Sunday, March 16, 2008
here it is
Well, as soon as church got out I decided to call the pager to the M/S office since they are obviously not open on the weekends. I called it because I know I am getting worse. The PHYSICAL strength is being sucked out of the right side of my body, and I just knew I needed to get it looked at. It is so hard for me to type because the fingers on my right hand just respond so slowly. But I just love this darn BLOG and all the people who read it so I will keep posting even if I have to type with my nose. :-)
Gail (lady who called back from M/S Center) told me I needed to go to the Emergency Room and get checked out ASAP. So that is what I did. I took my MRI from 2-28-08 and headed off. They looked me over and called Dr. Kolar who is the main guy at the M/S Center.
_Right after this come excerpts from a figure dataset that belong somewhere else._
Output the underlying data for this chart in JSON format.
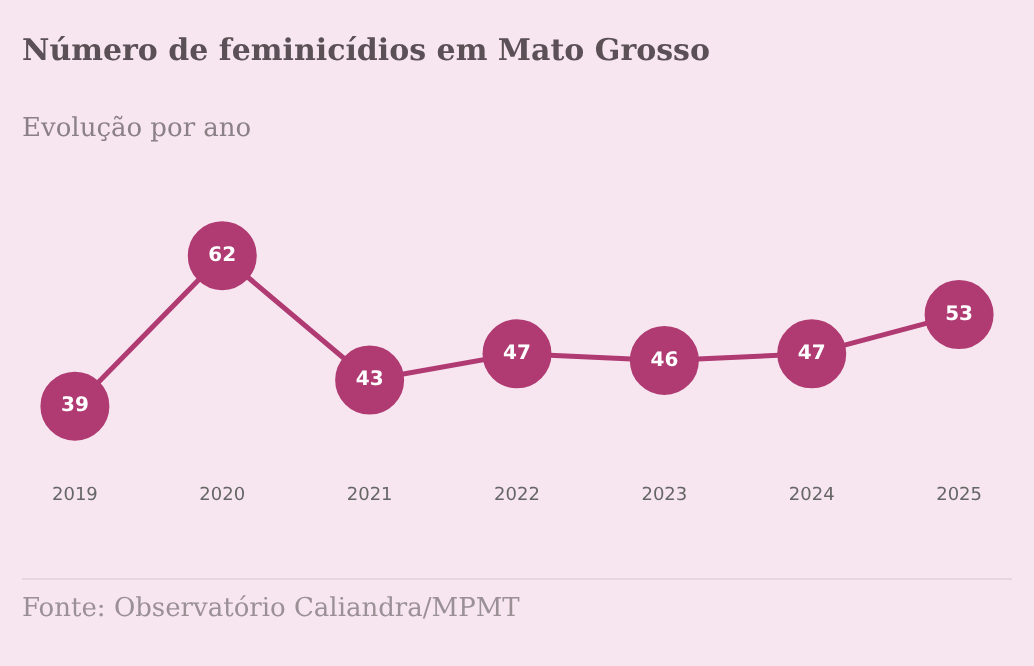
{
  "chart_data": {
    "type": "line",
    "title": "Número de feminicídios em Mato Grosso",
    "subtitle": "Evolução por ano",
    "categories": [
      "2019",
      "2020",
      "2021",
      "2022",
      "2023",
      "2024",
      "2025"
    ],
    "series": [
      {
        "color": "#b03a72",
        "values": [
          39,
          62,
          43,
          47,
          46,
          47,
          53
        ]
      }
    ],
    "data_labels": true,
    "marker": "circle",
    "line_style": "solid",
    "grid": false,
    "legend": false,
    "tick_labels": "x",
    "annotations": [
      "Fonte: Observatório Caliandra/MPMT"
    ]
  }
}
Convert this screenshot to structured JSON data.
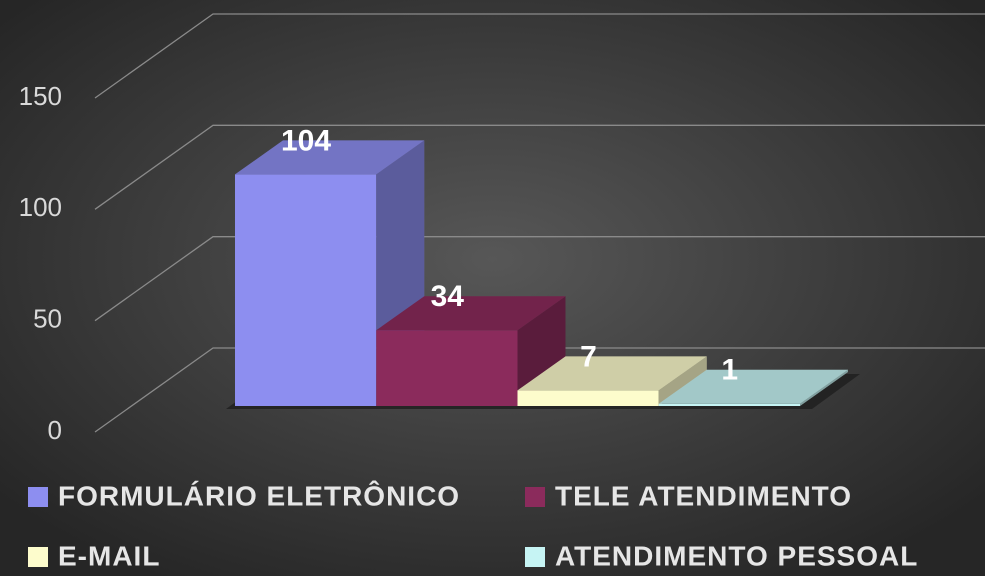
{
  "chart_data": {
    "type": "bar3d",
    "series": [
      {
        "name": "FORMULÁRIO ELETRÔNICO",
        "color": "#8d8ef0",
        "values": [
          104
        ]
      },
      {
        "name": "TELE ATENDIMENTO",
        "color": "#8b2b5c",
        "values": [
          34
        ]
      },
      {
        "name": "E-MAIL",
        "color": "#fdfccc",
        "values": [
          7
        ]
      },
      {
        "name": "ATENDIMENTO PESSOAL",
        "color": "#c6f4f4",
        "values": [
          1
        ]
      }
    ],
    "ylim": [
      0,
      150
    ],
    "yticks": [
      0,
      50,
      100,
      150
    ],
    "grid": true
  }
}
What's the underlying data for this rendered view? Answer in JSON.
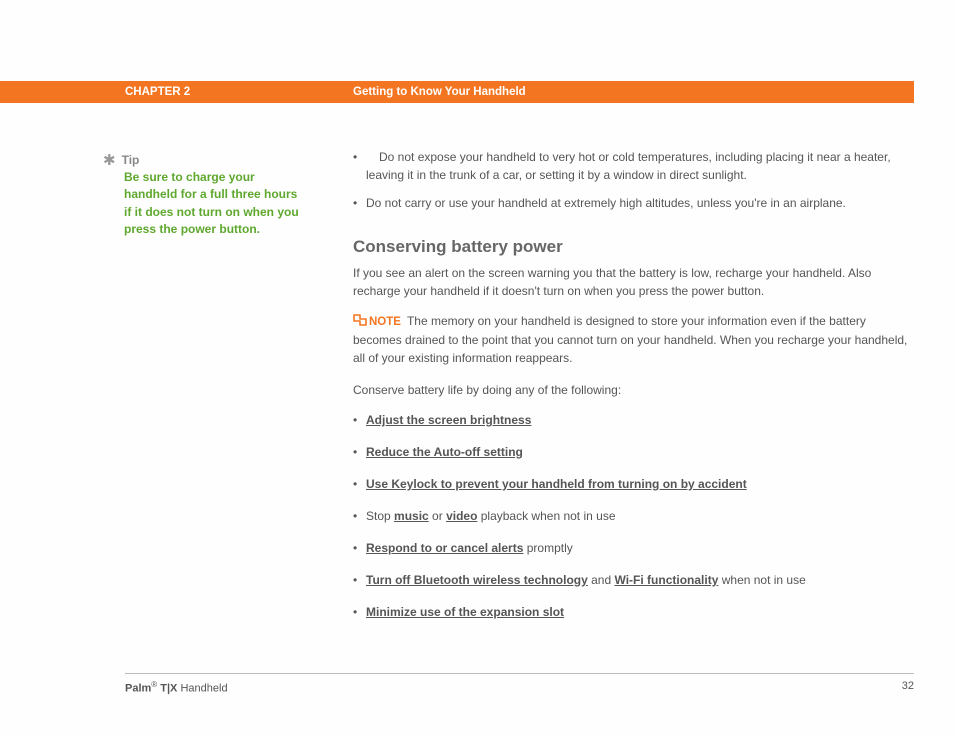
{
  "header": {
    "chapter": "CHAPTER 2",
    "title": "Getting to Know Your Handheld",
    "bar_color": "#f47521"
  },
  "sidebar": {
    "tip_label": "Tip",
    "tip_body": "Be sure to charge your handheld for a full three hours if it does not turn on when you press the power button.",
    "tip_color": "#5fa82e"
  },
  "main": {
    "top_bullets": [
      "Do not expose your handheld to very hot or cold temperatures, including placing it near a heater, leaving it in the trunk of a car, or setting it by a window in direct sunlight.",
      "Do not carry or use your handheld at extremely high altitudes, unless you're in an airplane."
    ],
    "section_title": "Conserving battery power",
    "intro_para": "If you see an alert on the screen warning you that the battery is low, recharge your handheld. Also recharge your handheld if it doesn't turn on when you press the power button.",
    "note_label": "NOTE",
    "note_body": "The memory on your handheld is designed to store your information even if the battery becomes drained to the point that you cannot turn on your handheld. When you recharge your handheld, all of your existing information reappears.",
    "conserve_lead": "Conserve battery life by doing any of the following:",
    "actions": [
      {
        "parts": [
          {
            "text": "Adjust the screen brightness",
            "link": true
          }
        ]
      },
      {
        "parts": [
          {
            "text": "Reduce the Auto-off setting",
            "link": true
          }
        ]
      },
      {
        "parts": [
          {
            "text": "Use Keylock to prevent your handheld from turning on by accident",
            "link": true
          }
        ]
      },
      {
        "parts": [
          {
            "text": "Stop "
          },
          {
            "text": "music",
            "link": true
          },
          {
            "text": " or "
          },
          {
            "text": "video",
            "link": true
          },
          {
            "text": " playback when not in use"
          }
        ]
      },
      {
        "parts": [
          {
            "text": "Respond to or cancel alerts",
            "link": true
          },
          {
            "text": " promptly"
          }
        ]
      },
      {
        "parts": [
          {
            "text": "Turn off Bluetooth wireless technology",
            "link": true
          },
          {
            "text": " and "
          },
          {
            "text": "Wi-Fi functionality",
            "link": true
          },
          {
            "text": " when not in use"
          }
        ]
      },
      {
        "parts": [
          {
            "text": "Minimize use of the expansion slot",
            "link": true
          }
        ]
      }
    ]
  },
  "footer": {
    "brand_bold": "Palm",
    "brand_model": " T|X",
    "brand_rest": " Handheld",
    "page_number": "32"
  }
}
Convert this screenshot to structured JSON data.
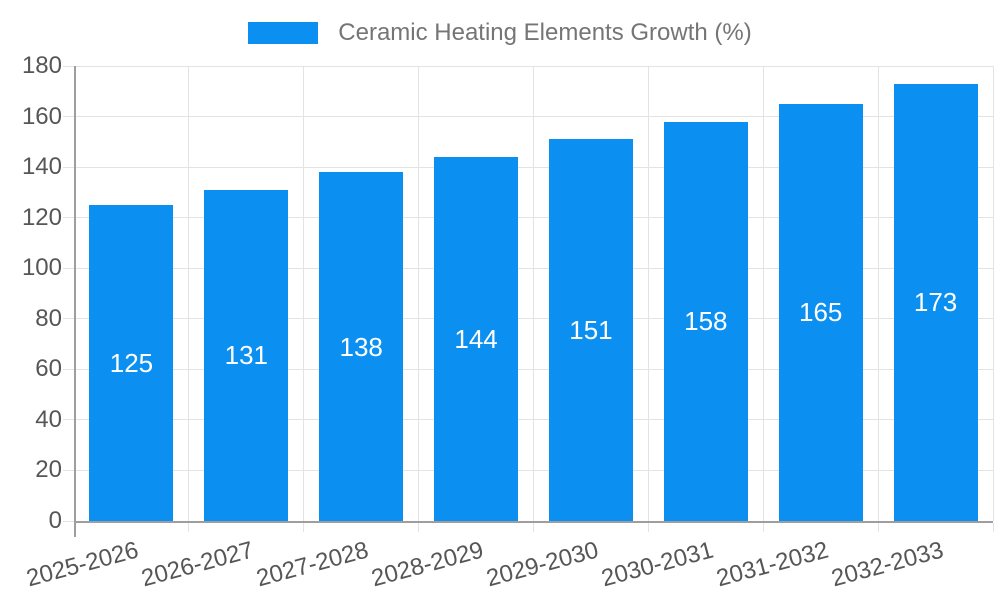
{
  "chart_data": {
    "type": "bar",
    "title": "",
    "xlabel": "",
    "ylabel": "",
    "legend": "Ceramic Heating Elements Growth (%)",
    "legend_position": "top-center",
    "categories": [
      "2025-2026",
      "2026-2027",
      "2027-2028",
      "2028-2029",
      "2029-2030",
      "2030-2031",
      "2031-2032",
      "2032-2033"
    ],
    "values": [
      125,
      131,
      138,
      144,
      151,
      158,
      165,
      173
    ],
    "ylim": [
      0,
      180
    ],
    "yticks": [
      0,
      20,
      40,
      60,
      80,
      100,
      120,
      140,
      160,
      180
    ],
    "grid": "on",
    "x_label_rotation_deg": -15,
    "colors": {
      "bar": "#0b90f2",
      "value_label": "#ffffff",
      "axis_line": "#9e9e9e",
      "gridline": "#e3e3e3",
      "axis_text": "#565656",
      "legend_text": "#757575",
      "background": "#ffffff"
    }
  }
}
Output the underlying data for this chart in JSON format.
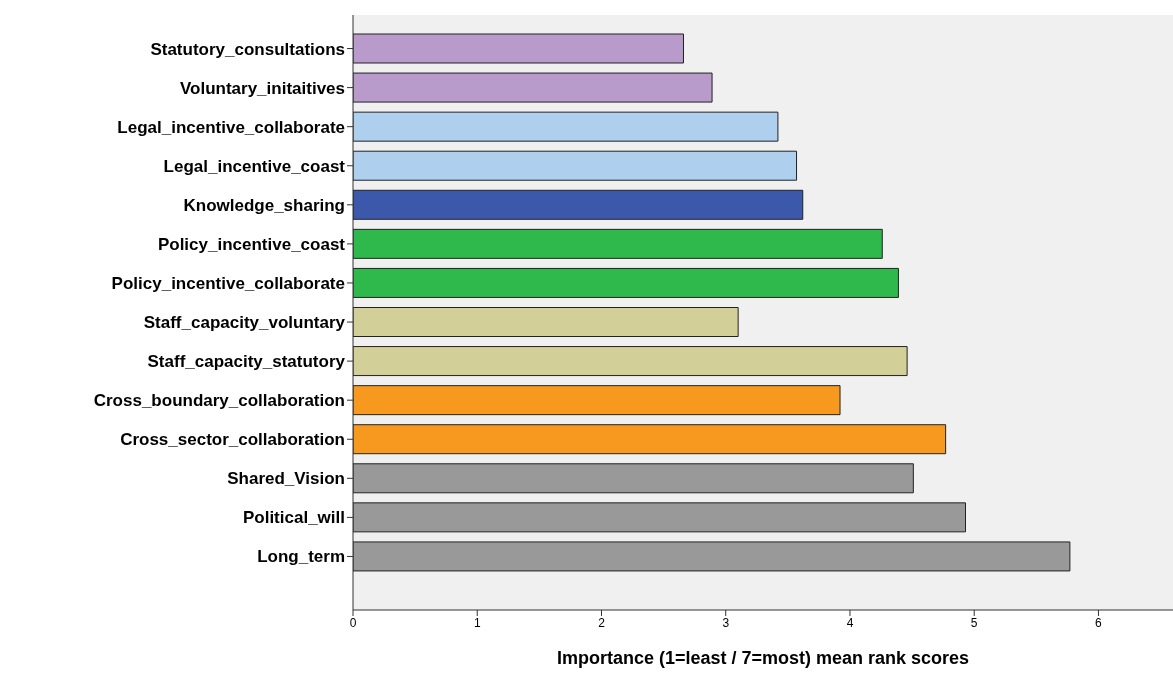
{
  "chart_data": {
    "type": "bar",
    "orientation": "horizontal",
    "xlabel": "Importance (1=least / 7=most) mean rank scores",
    "categories": [
      "Statutory_consultations",
      "Voluntary_initaitives",
      "Legal_incentive_collaborate",
      "Legal_incentive_coast",
      "Knowledge_sharing",
      "Policy_incentive_coast",
      "Policy_incentive_collaborate",
      "Staff_capacity_voluntary",
      "Staff_capacity_statutory",
      "Cross_boundary_collaboration",
      "Cross_sector_collaboration",
      "Shared_Vision",
      "Political_will",
      "Long_term"
    ],
    "values": [
      2.66,
      2.89,
      3.42,
      3.57,
      3.62,
      4.26,
      4.39,
      3.1,
      4.46,
      3.92,
      4.77,
      4.51,
      4.93,
      5.77
    ],
    "colors": [
      "#b89bca",
      "#b89bca",
      "#aed0ee",
      "#aed0ee",
      "#3c58ab",
      "#2fb84b",
      "#2fb84b",
      "#d3cf98",
      "#d3cf98",
      "#f7991f",
      "#f7991f",
      "#999999",
      "#999999",
      "#999999"
    ],
    "xlim": [
      0,
      6.6
    ],
    "xticks": [
      0,
      1,
      2,
      3,
      4,
      5,
      6
    ],
    "grid": false,
    "legend": false
  }
}
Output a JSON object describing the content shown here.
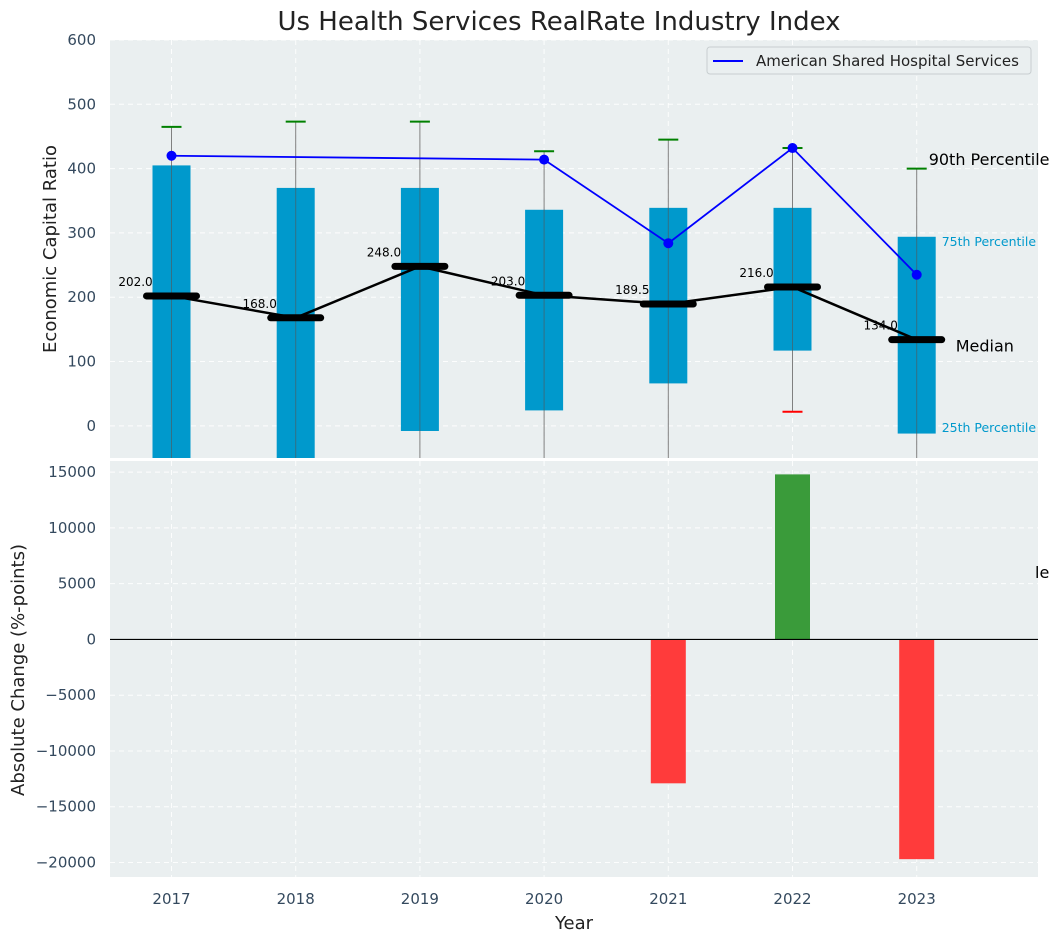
{
  "chart_data": [
    {
      "type": "bar",
      "title": "Us Health Services RealRate Industry Index",
      "ylabel": "Economic Capital Ratio",
      "ylim": [
        -50,
        600
      ],
      "yticks": [
        0,
        100,
        200,
        300,
        400,
        500,
        600
      ],
      "categories": [
        "2017",
        "2018",
        "2019",
        "2020",
        "2021",
        "2022",
        "2023"
      ],
      "percentile_25": [
        -50,
        -50,
        -8,
        24,
        66,
        117,
        -12
      ],
      "percentile_75": [
        405,
        370,
        370,
        336,
        339,
        339,
        294
      ],
      "median": [
        202.0,
        168.0,
        248.0,
        203.0,
        189.5,
        216.0,
        134.0
      ],
      "median_labels": [
        "202.0",
        "168.0",
        "248.0",
        "203.0",
        "189.5",
        "216.0",
        "134.0"
      ],
      "percentile_90": [
        465,
        473,
        473,
        427,
        445,
        432,
        400
      ],
      "percentile_10": [
        null,
        null,
        null,
        null,
        null,
        22,
        null
      ],
      "series": [
        {
          "name": "American Shared Hospital Services",
          "values": [
            420,
            null,
            null,
            414,
            284,
            432,
            235
          ],
          "color": "#0000ff"
        }
      ],
      "annotations": {
        "p90": "90th Percentile",
        "p75": "75th Percentile",
        "median": "Median",
        "p25": "25th Percentile"
      },
      "colors": {
        "box": "#0099cc",
        "median": "#000000",
        "p90_cap": "#008000",
        "p10_cap": "#ff0000",
        "background": "#eaeff0"
      },
      "grid": true,
      "legend": "top-right"
    },
    {
      "type": "bar",
      "xlabel": "Year",
      "ylabel": "Absolute Change (%-points)",
      "ylim": [
        -21300,
        16000
      ],
      "yticks": [
        -20000,
        -15000,
        -10000,
        -5000,
        0,
        5000,
        10000,
        15000
      ],
      "ytick_labels": [
        "−20000",
        "−15000",
        "−10000",
        "−5000",
        "0",
        "5000",
        "10000",
        "15000"
      ],
      "categories": [
        "2017",
        "2018",
        "2019",
        "2020",
        "2021",
        "2022",
        "2023"
      ],
      "values": [
        0,
        0,
        0,
        0,
        -12900,
        14800,
        -19700
      ],
      "colors": {
        "positive": "#3a9b3a",
        "negative": "#ff3b3b"
      },
      "stray_text": "le",
      "grid": true
    }
  ]
}
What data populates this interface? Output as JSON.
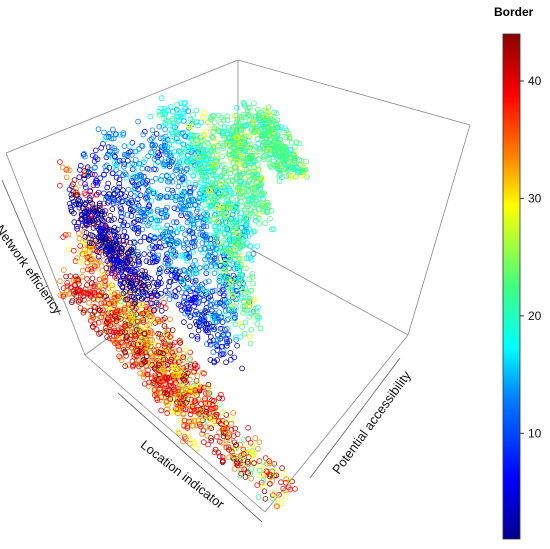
{
  "chart_data": {
    "type": "scatter",
    "title": "",
    "xlabel": "Location indicator",
    "ylabel": "Potential accessibility",
    "zlabel": "Network efficiency",
    "color_variable": "Border",
    "colorbar": {
      "title": "Border",
      "ticks": [
        10,
        20,
        30,
        40
      ],
      "range": [
        1,
        44
      ],
      "colormap": [
        "#00008b",
        "#0000ff",
        "#0080ff",
        "#00ffff",
        "#40ff80",
        "#ffff00",
        "#ff8000",
        "#ff0000",
        "#8b0000"
      ]
    },
    "axes_box": "3D wireframe box, no grid",
    "marker": "open circle",
    "series_description": "dense point cloud colored by Border value"
  },
  "labels": {
    "network": "Network efficiency",
    "location": "Location indicator",
    "potential": "Potential accessibility",
    "legend_title": "Border"
  }
}
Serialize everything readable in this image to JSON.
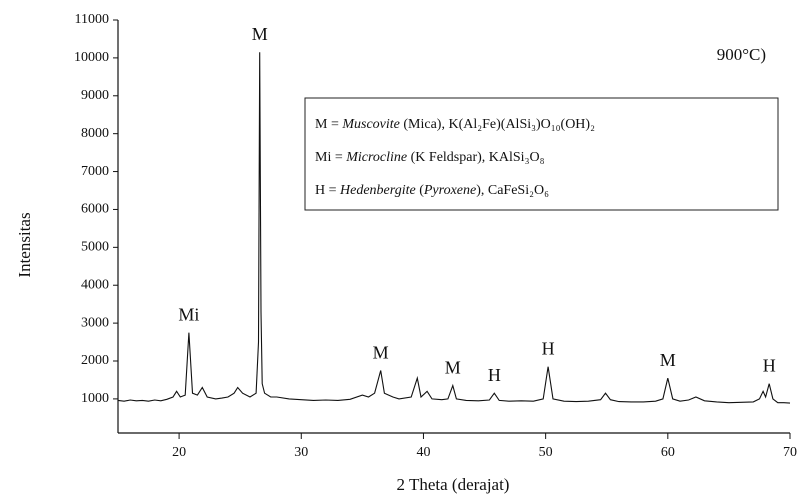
{
  "chart_data": {
    "type": "line",
    "xlabel": "2 Theta (derajat)",
    "ylabel": "Intensitas",
    "annotation": "900°C)",
    "xlim": [
      15,
      70
    ],
    "xticks": [
      20,
      30,
      40,
      50,
      60,
      70
    ],
    "ylim": [
      100,
      11000
    ],
    "yticks": [
      1000,
      2000,
      3000,
      4000,
      5000,
      6000,
      7000,
      8000,
      9000,
      10000,
      11000
    ],
    "x": [
      15,
      15.5,
      16,
      16.5,
      17,
      17.5,
      18,
      18.5,
      19,
      19.5,
      19.8,
      20.1,
      20.5,
      20.8,
      21.1,
      21.5,
      21.9,
      22.3,
      23,
      23.5,
      24,
      24.5,
      24.8,
      25.2,
      25.8,
      26.3,
      26.5,
      26.6,
      26.7,
      26.8,
      27.0,
      27.5,
      28,
      29,
      30,
      31,
      32,
      33,
      34,
      35,
      35.5,
      36,
      36.5,
      36.8,
      37.5,
      38,
      39,
      39.5,
      39.8,
      40.3,
      40.7,
      41.5,
      42,
      42.4,
      42.7,
      43.5,
      44.5,
      45.4,
      45.8,
      46.2,
      47,
      48,
      49,
      49.8,
      50.2,
      50.6,
      51.5,
      52.5,
      53.5,
      54.5,
      54.9,
      55.3,
      56,
      57,
      58,
      59,
      59.6,
      60.0,
      60.4,
      61,
      61.7,
      62.3,
      63,
      64,
      65,
      66,
      67,
      67.5,
      67.8,
      68.0,
      68.3,
      68.6,
      69,
      69.5,
      70
    ],
    "series": [
      {
        "color": "#111111",
        "values": [
          960,
          940,
          970,
          950,
          960,
          940,
          970,
          950,
          990,
          1050,
          1200,
          1050,
          1100,
          2750,
          1150,
          1100,
          1300,
          1050,
          1000,
          1020,
          1050,
          1150,
          1300,
          1150,
          1050,
          1150,
          2500,
          10150,
          3300,
          1400,
          1150,
          1050,
          1050,
          1000,
          980,
          960,
          970,
          960,
          990,
          1100,
          1050,
          1150,
          1750,
          1150,
          1050,
          1000,
          1050,
          1550,
          1050,
          1200,
          1000,
          980,
          1000,
          1350,
          1000,
          960,
          950,
          970,
          1150,
          960,
          940,
          950,
          940,
          1000,
          1850,
          1000,
          940,
          930,
          940,
          980,
          1150,
          980,
          930,
          920,
          920,
          940,
          1000,
          1550,
          1000,
          940,
          970,
          1050,
          950,
          920,
          900,
          910,
          920,
          1000,
          1200,
          1050,
          1400,
          1000,
          900,
          900,
          890
        ]
      }
    ],
    "peaks": [
      {
        "text": "Mi",
        "x": 20.8
      },
      {
        "text": "M",
        "x": 26.6
      },
      {
        "text": "M",
        "x": 36.5
      },
      {
        "text": "M",
        "x": 42.4
      },
      {
        "text": "H",
        "x": 45.8
      },
      {
        "text": "H",
        "x": 50.2
      },
      {
        "text": "M",
        "x": 60.0
      },
      {
        "text": "H",
        "x": 68.3
      }
    ],
    "legend": [
      [
        {
          "text": "M = "
        },
        {
          "text": "Muscovite",
          "italic": true
        },
        {
          "text": " (Mica), K(Al₂Fe)(AlSi₃)O₁₀(OH)₂"
        }
      ],
      [
        {
          "text": "Mi = "
        },
        {
          "text": "Microcline",
          "italic": true
        },
        {
          "text": " (K Feldspar), KAlSi₃O₈"
        }
      ],
      [
        {
          "text": "H = "
        },
        {
          "text": "Hedenbergite",
          "italic": true
        },
        {
          "text": " ("
        },
        {
          "text": "Pyroxene",
          "italic": true
        },
        {
          "text": "), CaFeSi₂O₆"
        }
      ]
    ]
  }
}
He said that I should get another MRI done and then check back. Well, after a lot of waiting and trying to get me to put on this silly patient gown, I went and spent about an hour in the MRI. Dang every time I forget how loud those things are. The radiologist "Mary" had to be called in because it was a Sunday and she said she was headed to her lake cottage to spend the last bit of time with her in-laws..she actually thanked me. ;-) She was really cool and let me sit in the room with her and explained a bit to me about the whole procedure. I saw my Brain up on the screen and said to her, "there is new lesions isn't there?" She can't tell me by law, but I knew it was a yes. So I went back to the ER area, and I think the doc and nurses were surprised by my up beat attitude. Instead of watching T.V. in my room, I wanted to talk and hang out with them. Well, the doc tells me that there is a brand new lesion in my left temporal lobe. One that has popped up in the short amount of time since my last MRI. He was shocked because I am only 21 years old. My speech is starting to be affected as well. Here is the reality of it all folks. I have been praying that God increase my faith. So that I may trust him in all things, through all things, and above all things. If it means rising above my disease, SO BE IT! I should be so lucky! This is my honest mentality. Tomorrow I go back to the M/S Center with my dad to start the TYSABRI. They didn't start me on the I.V. solu-medrol (steriods) because it would have interfered with getting the Tysabri started.
I went to collateral tonight when it would have been easier to sleep, trust me I have lost a lot of energy lately. BUT, I was so blessed. I love going through Pauls letters in a large group. I love getting input from all different people. The worship time was amazing as well. We sang old hymns, and sometimes I just need to get a little bit old school. HE HE. Now, I must pass out.